Some placeholders may depend on other options given to the revision traversal engine. For example, the %g* reflog options will insert an empty string unless we are traversing reflog entries (e.g., by git log -g). The %d placeholder will use the "short" decoration format if --decorate was not already provided on the command line.
If you add a + (plus sign) after % of a placeholder, a line-feed is inserted immediately before the expansion if and only if the placeholder expands to a non-empty string.
If you add a - (minus sign) after % of a placeholder, line-feeds that immediately precede the expansion are deleted if and only if the placeholder expands to an empty string.
If you add a ` ` (space) after % of a placeholder, a space is inserted immediately before the expansion if and only if the placeholder expands to a non-empty string.
tformat:
The tformat: format works exactly like format:, except that it provides "terminator" semantics instead of "separator" semantics. In other words, each commit has the message terminator character (usually a newline) appended, rather than a separator placed between entries. This means that the final entry of a single-line format will be properly terminated with a new line, just as the "oneline" format does. For example:
$ git log -2 --pretty=format:%h 4da45bef \ | perl -pe '$_ .= " -- NO NEWLINE\n" unless /\n/' 4da45be 7134973 -- NO NEWLINE $ git log -2 --pretty=tformat:%h 4da45bef \ | perl -pe '$_ .= " -- NO NEWLINE\n" unless /\n/' 4da45be 7134973
In addition, any unrecognized string that has a % in it is interpreted as if it has tformat: in front of it. For example, these two are equivalent:
$ git log -2 --pretty=tformat:%h 4da45bef $ git log -2 --pretty=%h 4da45bef
git show v1.0.0
git show v1.0.0^{tree}
git show next~10:Documentation/README
git show master:Makefile master:t/Makefile
At the core level, git is character encoding agnostic.

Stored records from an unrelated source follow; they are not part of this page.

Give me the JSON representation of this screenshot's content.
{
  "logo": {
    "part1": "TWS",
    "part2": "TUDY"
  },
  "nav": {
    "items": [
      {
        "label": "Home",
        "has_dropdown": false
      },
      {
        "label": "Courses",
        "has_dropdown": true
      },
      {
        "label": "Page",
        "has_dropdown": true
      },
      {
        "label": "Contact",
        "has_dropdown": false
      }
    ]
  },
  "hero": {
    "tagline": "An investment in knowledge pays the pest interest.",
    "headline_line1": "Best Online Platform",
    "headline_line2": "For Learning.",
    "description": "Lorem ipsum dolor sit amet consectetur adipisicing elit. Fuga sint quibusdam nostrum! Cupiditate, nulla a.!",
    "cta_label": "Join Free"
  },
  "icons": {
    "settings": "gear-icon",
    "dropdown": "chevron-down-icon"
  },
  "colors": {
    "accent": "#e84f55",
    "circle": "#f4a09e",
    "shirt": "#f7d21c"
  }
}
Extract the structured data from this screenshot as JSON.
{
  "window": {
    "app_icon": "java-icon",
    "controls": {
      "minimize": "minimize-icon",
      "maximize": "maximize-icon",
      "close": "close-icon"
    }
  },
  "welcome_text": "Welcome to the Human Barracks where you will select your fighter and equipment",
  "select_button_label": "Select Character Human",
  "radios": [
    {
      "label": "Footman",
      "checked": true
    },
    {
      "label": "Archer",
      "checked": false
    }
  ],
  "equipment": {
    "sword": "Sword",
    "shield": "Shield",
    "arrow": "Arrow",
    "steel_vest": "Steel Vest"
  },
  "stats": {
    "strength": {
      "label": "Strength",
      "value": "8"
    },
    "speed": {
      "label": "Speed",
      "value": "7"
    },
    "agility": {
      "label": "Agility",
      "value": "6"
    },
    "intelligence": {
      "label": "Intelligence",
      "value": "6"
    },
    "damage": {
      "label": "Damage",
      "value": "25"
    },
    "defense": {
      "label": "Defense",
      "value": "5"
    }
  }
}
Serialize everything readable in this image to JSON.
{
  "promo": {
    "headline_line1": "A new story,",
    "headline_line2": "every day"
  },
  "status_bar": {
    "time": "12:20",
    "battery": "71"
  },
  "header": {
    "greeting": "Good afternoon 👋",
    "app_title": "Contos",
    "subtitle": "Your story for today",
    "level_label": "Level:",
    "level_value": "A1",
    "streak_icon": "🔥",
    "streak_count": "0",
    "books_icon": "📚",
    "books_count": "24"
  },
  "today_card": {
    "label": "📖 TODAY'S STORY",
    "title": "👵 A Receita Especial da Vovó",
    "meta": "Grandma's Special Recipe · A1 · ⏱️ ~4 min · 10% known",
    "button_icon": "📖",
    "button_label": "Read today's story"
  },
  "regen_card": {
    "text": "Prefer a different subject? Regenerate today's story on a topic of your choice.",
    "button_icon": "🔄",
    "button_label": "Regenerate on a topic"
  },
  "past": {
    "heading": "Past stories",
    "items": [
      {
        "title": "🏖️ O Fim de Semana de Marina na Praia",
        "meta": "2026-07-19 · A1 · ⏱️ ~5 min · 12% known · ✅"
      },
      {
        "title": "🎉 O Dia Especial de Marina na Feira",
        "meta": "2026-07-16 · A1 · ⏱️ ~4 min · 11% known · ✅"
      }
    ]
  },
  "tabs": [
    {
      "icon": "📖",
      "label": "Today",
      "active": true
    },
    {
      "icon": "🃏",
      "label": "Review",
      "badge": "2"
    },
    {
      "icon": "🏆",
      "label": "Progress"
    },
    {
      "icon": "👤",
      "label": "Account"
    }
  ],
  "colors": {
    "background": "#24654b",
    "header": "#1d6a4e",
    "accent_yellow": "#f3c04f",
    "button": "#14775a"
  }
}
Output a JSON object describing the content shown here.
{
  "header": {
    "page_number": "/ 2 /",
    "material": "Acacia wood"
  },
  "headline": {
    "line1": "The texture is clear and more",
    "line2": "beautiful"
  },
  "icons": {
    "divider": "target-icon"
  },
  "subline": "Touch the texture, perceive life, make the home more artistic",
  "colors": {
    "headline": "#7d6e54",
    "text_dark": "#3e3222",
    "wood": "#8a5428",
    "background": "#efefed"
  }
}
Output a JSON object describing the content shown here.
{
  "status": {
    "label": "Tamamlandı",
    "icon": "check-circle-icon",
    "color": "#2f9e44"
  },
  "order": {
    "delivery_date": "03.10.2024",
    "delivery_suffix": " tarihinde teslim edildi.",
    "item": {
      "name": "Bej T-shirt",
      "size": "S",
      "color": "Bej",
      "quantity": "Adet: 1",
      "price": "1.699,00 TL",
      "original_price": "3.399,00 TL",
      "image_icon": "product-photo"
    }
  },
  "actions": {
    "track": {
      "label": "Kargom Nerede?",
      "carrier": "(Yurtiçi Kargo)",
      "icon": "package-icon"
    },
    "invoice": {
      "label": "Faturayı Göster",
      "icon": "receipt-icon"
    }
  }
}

Although we encourage that the commit log messages are encoded in UTF-8, both the core and git Porcelain are designed not to force UTF-8 on projects. If all participants of a particular project find it more convenient to use legacy encodings, git does not forbid it. However, there are a few things to keep in mind.
git commit and git commit-tree issues a warning if the commit log message given to it does not look like a valid UTF-8 string, unless you explicitly say your project uses a legacy encoding. The way to say this is to have i18n.commitencoding in .git/config file, like this:
[i18n] commitencoding = ISO-8859-1
Commit objects created with the above setting record the value of i18n.commitencoding in its encoding header. This is to help other people who look at them later. Lack of this header implies that the commit log message is encoded in UTF-8.
git log, git show, git blame and friends look at the encoding header of a commit object, and try to re-code the log message into UTF-8 unless otherwise specified. You can specify the desired output encoding with i18n.logoutputencoding in .git/config file, like this:
[i18n] logoutputencoding = ISO-8859-1
If you do not have this configuration variable, the value of i18n.commitencoding is used instead.
Note that we deliberately chose not to re-code the commit log message when a commit is made to force UTF-8 at the commit object level, because re-coding to UTF-8 is not necessarily a reversible operation.